Risk factors include occupations that require repetitious lifting in the forward bent-and-twisted position; exposure to vibrations caused by vehicles or industrial machinery; obesity; and cigarette smoking. Osteoporosis increases the risk of spinal compression fractures and may be why elderly women report more symptoms than men. Genetic predispositions for lower back pain have also been reported.

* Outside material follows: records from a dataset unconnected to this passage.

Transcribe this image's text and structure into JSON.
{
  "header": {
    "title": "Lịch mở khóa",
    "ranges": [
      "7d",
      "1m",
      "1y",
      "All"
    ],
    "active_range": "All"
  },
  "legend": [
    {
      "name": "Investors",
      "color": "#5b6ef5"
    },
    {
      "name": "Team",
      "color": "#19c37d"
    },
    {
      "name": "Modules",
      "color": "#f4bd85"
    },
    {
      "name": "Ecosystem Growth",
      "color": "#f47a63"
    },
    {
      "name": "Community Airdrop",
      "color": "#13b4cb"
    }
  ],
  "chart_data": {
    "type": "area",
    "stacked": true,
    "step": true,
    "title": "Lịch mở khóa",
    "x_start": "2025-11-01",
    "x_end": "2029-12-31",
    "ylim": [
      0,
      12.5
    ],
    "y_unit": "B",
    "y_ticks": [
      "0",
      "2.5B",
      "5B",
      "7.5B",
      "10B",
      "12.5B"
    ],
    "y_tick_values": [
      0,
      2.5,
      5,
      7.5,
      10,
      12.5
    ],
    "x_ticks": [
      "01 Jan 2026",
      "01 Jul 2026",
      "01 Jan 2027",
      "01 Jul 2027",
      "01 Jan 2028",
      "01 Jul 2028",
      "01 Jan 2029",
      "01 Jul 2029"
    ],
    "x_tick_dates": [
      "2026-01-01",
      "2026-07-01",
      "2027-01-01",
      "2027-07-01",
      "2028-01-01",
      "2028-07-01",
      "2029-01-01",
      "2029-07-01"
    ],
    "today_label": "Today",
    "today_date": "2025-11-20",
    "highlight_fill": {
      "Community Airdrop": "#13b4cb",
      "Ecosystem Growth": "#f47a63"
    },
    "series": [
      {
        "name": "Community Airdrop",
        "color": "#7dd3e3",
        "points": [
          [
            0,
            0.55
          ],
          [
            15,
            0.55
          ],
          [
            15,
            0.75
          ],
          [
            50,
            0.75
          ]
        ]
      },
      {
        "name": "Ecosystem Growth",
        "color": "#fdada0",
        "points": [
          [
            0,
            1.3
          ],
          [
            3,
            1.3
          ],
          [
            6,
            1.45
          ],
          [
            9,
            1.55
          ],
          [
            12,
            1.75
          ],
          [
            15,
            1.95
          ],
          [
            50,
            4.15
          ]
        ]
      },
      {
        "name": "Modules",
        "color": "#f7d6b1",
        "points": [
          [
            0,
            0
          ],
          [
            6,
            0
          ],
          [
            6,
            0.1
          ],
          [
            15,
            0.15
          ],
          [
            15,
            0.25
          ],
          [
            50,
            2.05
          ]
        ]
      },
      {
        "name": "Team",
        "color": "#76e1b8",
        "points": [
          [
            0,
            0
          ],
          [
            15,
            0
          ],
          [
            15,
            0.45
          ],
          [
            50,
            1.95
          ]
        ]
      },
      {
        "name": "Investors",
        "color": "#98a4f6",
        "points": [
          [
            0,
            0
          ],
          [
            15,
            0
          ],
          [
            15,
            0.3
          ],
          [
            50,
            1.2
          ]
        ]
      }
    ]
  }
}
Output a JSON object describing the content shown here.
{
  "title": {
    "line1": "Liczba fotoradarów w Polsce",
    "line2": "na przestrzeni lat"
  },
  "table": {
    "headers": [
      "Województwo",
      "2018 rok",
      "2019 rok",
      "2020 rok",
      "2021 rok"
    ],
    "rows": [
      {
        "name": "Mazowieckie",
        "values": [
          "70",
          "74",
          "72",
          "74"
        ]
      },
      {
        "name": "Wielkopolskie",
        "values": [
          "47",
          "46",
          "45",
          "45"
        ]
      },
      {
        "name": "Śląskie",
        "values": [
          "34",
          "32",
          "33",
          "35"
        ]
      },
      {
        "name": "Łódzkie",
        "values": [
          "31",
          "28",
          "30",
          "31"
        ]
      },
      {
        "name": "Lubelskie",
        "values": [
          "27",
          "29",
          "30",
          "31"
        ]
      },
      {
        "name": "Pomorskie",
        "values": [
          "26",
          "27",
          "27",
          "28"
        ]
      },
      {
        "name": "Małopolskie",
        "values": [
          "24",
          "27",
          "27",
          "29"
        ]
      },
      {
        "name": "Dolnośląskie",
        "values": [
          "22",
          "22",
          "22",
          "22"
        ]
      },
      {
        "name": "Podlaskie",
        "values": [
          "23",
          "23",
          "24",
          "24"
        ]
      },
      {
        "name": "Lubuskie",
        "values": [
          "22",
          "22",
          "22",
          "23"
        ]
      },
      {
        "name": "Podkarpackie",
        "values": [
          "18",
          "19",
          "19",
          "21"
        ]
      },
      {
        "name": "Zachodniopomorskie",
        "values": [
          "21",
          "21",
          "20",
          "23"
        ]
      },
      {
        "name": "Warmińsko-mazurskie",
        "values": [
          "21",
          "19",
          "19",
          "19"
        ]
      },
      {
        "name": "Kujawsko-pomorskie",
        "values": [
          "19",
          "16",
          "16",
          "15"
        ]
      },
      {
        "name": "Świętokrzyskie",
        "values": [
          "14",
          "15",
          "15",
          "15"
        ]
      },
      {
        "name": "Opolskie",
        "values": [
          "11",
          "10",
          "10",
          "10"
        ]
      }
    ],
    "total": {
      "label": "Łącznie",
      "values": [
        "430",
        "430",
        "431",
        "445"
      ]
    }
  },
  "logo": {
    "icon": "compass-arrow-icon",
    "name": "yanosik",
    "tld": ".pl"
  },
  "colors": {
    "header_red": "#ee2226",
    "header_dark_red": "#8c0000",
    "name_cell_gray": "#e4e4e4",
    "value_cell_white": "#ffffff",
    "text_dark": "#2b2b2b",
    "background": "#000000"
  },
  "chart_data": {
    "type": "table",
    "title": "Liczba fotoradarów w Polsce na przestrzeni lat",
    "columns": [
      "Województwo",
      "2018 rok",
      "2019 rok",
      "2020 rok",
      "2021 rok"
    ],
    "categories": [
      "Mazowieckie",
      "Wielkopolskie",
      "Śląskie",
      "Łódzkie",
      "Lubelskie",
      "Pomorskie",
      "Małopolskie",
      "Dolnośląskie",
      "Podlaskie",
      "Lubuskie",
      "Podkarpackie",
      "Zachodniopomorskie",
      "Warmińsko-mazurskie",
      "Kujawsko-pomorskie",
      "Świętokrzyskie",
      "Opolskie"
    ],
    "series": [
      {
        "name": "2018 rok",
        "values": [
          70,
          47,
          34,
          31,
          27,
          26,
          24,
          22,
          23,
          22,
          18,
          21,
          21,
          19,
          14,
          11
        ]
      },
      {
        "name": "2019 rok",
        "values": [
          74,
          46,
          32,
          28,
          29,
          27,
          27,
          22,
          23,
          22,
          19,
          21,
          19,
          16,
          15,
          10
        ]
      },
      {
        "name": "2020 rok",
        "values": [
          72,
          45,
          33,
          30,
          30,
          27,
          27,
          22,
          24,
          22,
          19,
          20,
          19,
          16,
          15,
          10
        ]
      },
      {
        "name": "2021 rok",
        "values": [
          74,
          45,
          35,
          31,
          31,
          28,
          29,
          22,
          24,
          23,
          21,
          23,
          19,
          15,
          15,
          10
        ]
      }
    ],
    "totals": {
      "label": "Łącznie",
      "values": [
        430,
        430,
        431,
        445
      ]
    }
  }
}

The most commonly encountered causes of lower back pain include lumbar disc herniation, degenerative disc disease, spondylosis and spinal stenosis. Anatomically, lower back pain must come from innervated structures, but deep pain is widely referred and varies. The nucleus pulposus has no intrinsic innervation, but when extruded or herniated through a prolapsed disc, it irritates the dural membranes and causes pain referred to the segmental area. The interspinous bursae can be a source of pain between L3, L4, L5 and S1, but also may affect L1, L2 and L3 spinous processes. The anterior and posterior longitudinal ligaments of the spine and the interspinous and supraspinous ligaments are abundantly supplied with pain receptors, as is the ligamentum flavum. All of these ligaments are vulnerable to traumatic tears (sprains) and fracture. Muscle injury may contribute to lower back pain, with sprains and strains the most common diagnoses.

EVALUATION AND TREATMENT

Diagnosis of lower back pain is based on physical examination, electromyelography, CT scans with or without myelography, MRI and nerve conduction studies. Most individuals with acute lower back pain benefit from a nonspecific short-term treatment of bed rest, analgesic medications, exercises, physical therapy and education. Surgical treatments, specifically discectomy and spinal fusions, are used for individuals not responding to medical management. Individuals with chronic lower back pain are also prescribed anti-inflammatory and muscle-relaxant medications and are instructed to follow exercise programs. Aerobic exercises are a popular treatment and seem to be more effective than traction or lower back exercises. Spinal surgery has a limited role in curing chronic lower back pain.